Was vermissen Sie derzeit am meisten?
Ich vermisse generell das Miteinander in unserer Gesellschaft. Das hat sich jetzt in der Corona-Krise zwar etwas verbessert, aber da ist schon noch Luft nach oben. Es macht so viel mehr Spaß, auch einmal gemeinsam an einem Projekt zu arbeiten, statt immer nur die eigenen Ziele zu verfolgen. Denn nur im Miteinander kommt man wirklich weiter. Man potenziert die Kraft, die im unmittelbaren Austausch entsteht. Abgesehen davon, nehme ich auch gern Kritik und Anregungen von anderen an. Das bringt mich weiter.

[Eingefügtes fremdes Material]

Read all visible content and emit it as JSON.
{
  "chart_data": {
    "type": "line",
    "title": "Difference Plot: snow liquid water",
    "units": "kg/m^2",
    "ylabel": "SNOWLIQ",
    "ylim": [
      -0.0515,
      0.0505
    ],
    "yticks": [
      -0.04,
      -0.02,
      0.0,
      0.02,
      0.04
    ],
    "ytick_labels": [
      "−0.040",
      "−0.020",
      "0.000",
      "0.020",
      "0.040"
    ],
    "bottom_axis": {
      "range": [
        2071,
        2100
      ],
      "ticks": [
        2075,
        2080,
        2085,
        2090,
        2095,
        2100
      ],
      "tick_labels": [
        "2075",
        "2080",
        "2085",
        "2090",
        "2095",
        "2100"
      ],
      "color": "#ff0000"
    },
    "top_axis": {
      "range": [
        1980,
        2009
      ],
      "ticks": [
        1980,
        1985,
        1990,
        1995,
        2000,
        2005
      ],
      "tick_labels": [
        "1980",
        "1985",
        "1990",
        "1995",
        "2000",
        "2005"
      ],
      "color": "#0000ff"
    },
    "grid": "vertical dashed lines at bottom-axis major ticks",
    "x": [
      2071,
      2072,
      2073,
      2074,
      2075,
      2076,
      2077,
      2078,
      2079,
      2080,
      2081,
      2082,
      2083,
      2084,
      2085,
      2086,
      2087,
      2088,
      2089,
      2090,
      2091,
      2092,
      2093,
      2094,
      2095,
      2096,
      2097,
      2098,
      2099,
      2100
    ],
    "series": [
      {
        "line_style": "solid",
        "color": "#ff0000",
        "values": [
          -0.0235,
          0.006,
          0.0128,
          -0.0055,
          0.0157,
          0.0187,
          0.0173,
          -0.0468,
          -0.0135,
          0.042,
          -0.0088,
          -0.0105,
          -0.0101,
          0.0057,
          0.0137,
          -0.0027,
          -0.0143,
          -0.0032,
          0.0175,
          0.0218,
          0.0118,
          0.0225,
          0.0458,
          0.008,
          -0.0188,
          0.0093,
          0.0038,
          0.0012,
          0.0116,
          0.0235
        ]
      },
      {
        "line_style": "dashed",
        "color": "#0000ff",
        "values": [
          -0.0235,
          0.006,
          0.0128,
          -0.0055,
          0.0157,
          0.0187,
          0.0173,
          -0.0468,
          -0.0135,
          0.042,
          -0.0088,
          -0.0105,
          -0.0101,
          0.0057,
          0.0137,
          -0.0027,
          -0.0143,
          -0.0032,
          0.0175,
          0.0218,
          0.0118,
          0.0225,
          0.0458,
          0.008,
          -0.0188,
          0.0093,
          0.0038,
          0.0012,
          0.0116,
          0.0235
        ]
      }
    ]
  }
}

Viele Künstlerinnen beklagen auch heute noch, dass der Kunstmarkt weit entfernt von Gleichbehandlung ist. Sehen Sie das auch so?
Die Dominanz der Männer auf dem Kunstmarkt hat mich zu Beginn meiner Karriere schon verunsichert. Aber ich finde, dass sich das in den vergangenen zehn Jahren deutlich verändert hat – und zwar zum Positiven. Viele Galerien haben mehr Künstlerinnen im Programm; umgekehrt gibt es auch mehr Galeristinnen. Auf meine eigene Arbeit bezogen stelle ich fest, dass sich inzwischen auch Männer für meine Kunst interessieren und nicht nur - wie lange Jahre - ausschließlich Frauen. Das freut mich.